So I’m sitting at lunch with some of the other speakers at a recent commercial loan workout conference (I was speaking on the use of receivers to complete and sell new housing projects), and someone mentions that vulture investors are buying, and in some cases foreclosing on, CFD and Mello Roos bonds to acquire distressed tract housing developments.He goes on to explain that the construction loans that finance new tract housing developments are frequently subordinated to the Community Facilities District (CFD) or Mello Roos bonds that are used by developers to finance the extensive and expensive infrastructure (streets, sidewalks, utilities, etc.) in a new housing subdivision. As a result, when no one is making the bond payments, since the developer is gone and there are no homeowners yet to make the bond payments, the bond holder can foreclose on the housing subdivision – wiping out the construction lender, and everyone else with lower priority liens.

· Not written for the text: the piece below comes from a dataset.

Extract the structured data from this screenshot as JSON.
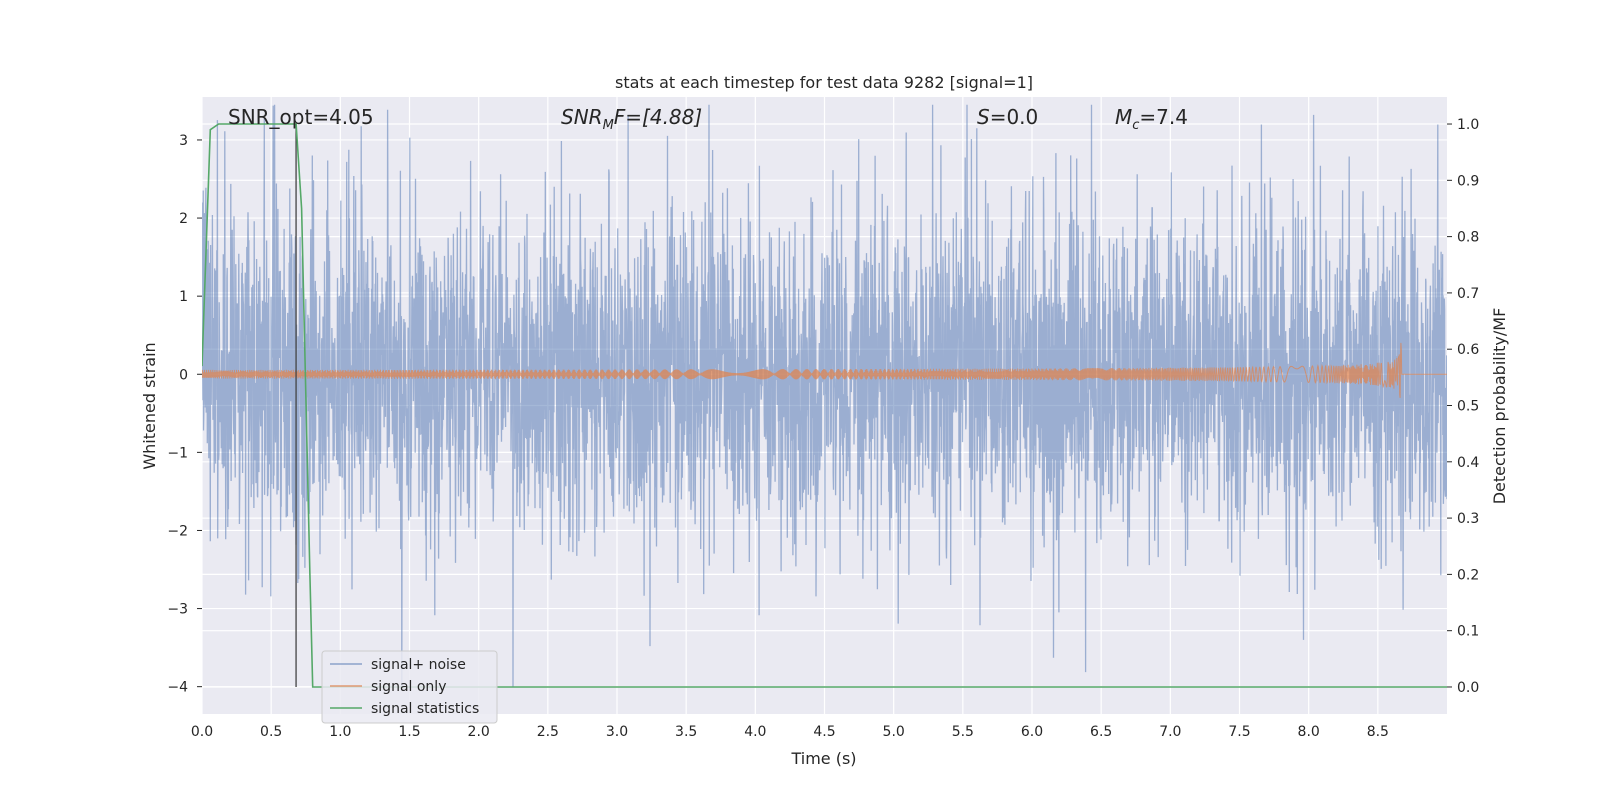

That leaves the construction lender with three options: 1) Bring the CFD bonds current and keep them current (through the developer or a receiver, or after they’ve completed their foreclosure); 2) Try to buy the bonds outright; or,  3) Lose the housing subdivision (the colateral) to foreclosure by the bondholder.

As a result, vulture investors are starting to look for non-performing CFD bonds and buying them at steep discounts to their face value, with the expectation that they will receive a very high return if the bonds are brought current, or to acquire the underlying real estate at a deep discount and then resell it to another developer.

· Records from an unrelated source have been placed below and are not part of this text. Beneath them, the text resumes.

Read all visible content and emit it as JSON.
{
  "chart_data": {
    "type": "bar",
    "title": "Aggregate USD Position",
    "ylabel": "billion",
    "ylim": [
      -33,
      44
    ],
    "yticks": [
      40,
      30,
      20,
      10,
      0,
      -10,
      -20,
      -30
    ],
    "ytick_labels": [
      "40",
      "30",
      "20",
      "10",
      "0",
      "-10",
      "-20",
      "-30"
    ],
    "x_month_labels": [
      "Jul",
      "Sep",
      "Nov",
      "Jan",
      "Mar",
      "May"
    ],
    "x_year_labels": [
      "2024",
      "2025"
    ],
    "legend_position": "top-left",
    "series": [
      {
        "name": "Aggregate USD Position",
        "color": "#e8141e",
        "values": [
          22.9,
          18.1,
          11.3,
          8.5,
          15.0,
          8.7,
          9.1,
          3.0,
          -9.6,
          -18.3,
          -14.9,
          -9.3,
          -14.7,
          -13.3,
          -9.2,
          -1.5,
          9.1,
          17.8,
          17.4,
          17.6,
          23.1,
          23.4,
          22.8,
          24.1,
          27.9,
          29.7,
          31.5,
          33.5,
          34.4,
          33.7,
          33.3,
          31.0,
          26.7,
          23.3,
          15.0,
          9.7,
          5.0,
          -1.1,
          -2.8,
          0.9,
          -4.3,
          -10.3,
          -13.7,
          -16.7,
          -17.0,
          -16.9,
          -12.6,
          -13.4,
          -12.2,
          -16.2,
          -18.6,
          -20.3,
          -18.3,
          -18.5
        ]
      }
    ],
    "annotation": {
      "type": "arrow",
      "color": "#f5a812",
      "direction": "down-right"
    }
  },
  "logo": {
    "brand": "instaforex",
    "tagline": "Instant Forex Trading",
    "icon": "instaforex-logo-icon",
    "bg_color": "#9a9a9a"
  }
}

It’s a pure financial play, so these vulture bond investors are particularly focused on housing subdivisions with completed entitlements and construction. If entitlements are not yet perfected, then they’re forced to become developers themselves in order to preserve the public agency approvals. Incomplete construction makes for a fairly complex and lengthy due diligence effort to determine the additional cost to complete the subdivision infrastructure. Both represent challenges that most of these investors are not equipped to address.

So, if construction lenders don’t have enough problems already, they need to be on the lookout for defaulted CFD and Mello Roos bonds on their non-performing housing subdivision construction loans. It’s no longer enough to just focus on the non-performing developer and guarantor that sits above you in priority, you’ve got be looking out below.